Westhorpe cleared her throat. ‘The Dame was a psychosexual hermaphrodite.’

‘Come again, Constable?’ Armitage was mystified.

‘She alternated between heterosexual activities and a subordinated but significant tendency towards sexual inversion.’

‘Sir – what’s she on about?’ Armitage appealed to Joe.

‘I think she’s established that the Dame batted for both sides,’ said Joe, bemused.

‘Is that what they say?’ Tilly took up the tale again. ‘Well, anyway, she had male lovers, she had female lovers.’

Armitage was stunned. ‘What? At the same time?’

‘Ah. That much I can’t say. Consecutively – certainly; simultaneously or orgiastically – who knows? Audrey didn’t go in for titillating details of that nature. She was very direct.’

‘All the same,’ said Armitage, understanding dawning in his voice, ‘I can see why Miss Blount shied away from taking the lid off all this in front of a mixed audience. Good Lord! Dirty old devil! Well, who’d have thought it! I mean, I quite fancied her myself. The Dame, I mean.’

‘Many men did,’ said Westhorpe coldly.

‘But she looked so . . . so . . . female . . . I mean . . .’ Armitage was still struggling to reassess the Dame’s allure.

‘Well, of course she did,’ snapped Westhorpe. ‘I don’t believe women of this persuasion choose to go about looking calculatedly unattractive. If you were imagining a monocle-wearing Burlington Bertie from Bow, Sergeant, you would be way off beam. That’s all very well in the music hall but I’ll bet when Ella Shields has taken her last curtain call she puts out her cigar, unscrews her monocle and climbs into something short and silky to go home to her husband. I don’t believe transvestitism,’ she stumbled over the word, ‘should be confused with inversion.’

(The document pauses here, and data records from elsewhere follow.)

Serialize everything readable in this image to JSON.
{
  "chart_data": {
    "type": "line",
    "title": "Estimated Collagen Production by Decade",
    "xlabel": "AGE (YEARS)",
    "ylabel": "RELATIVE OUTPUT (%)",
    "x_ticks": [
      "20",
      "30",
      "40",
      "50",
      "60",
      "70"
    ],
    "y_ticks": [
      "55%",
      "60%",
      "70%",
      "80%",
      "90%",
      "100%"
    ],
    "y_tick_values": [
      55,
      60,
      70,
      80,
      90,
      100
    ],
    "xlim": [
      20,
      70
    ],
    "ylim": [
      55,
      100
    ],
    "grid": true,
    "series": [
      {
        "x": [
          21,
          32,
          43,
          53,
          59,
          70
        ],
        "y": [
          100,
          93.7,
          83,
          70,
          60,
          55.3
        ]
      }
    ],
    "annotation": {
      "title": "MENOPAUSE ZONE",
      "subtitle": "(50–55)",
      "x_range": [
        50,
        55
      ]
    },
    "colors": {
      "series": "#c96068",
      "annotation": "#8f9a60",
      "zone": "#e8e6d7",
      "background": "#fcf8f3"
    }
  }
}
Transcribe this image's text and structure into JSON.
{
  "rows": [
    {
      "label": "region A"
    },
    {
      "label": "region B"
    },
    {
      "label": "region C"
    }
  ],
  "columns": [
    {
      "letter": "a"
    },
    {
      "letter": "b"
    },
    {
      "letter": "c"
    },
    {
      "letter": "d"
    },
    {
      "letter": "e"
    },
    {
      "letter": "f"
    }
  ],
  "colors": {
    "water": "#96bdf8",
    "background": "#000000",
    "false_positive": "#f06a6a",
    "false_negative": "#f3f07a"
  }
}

‘No indeed,’ said Joe, trying to keep a straight face. He was playing with the outlandish picture of a crop-haired female in ginger plus-fours in the tattooed arms of a chief petty officer. ‘But tell us, Westhorpe, was any mention made of her male lovers?’

‘Her principal male lover was what Audrey called “her bit of rough stuff”. An ex-naval man. The Donovan that her mother handed to us on a plate. Good-looking and plausible, according to Audrey, and he seemed to exert a strong influence over Beatrice. Though it could well have been the other way round, don’t you think? They were, at all events, closely associated in dubious goings-on in London. She’s no idea what was involved.’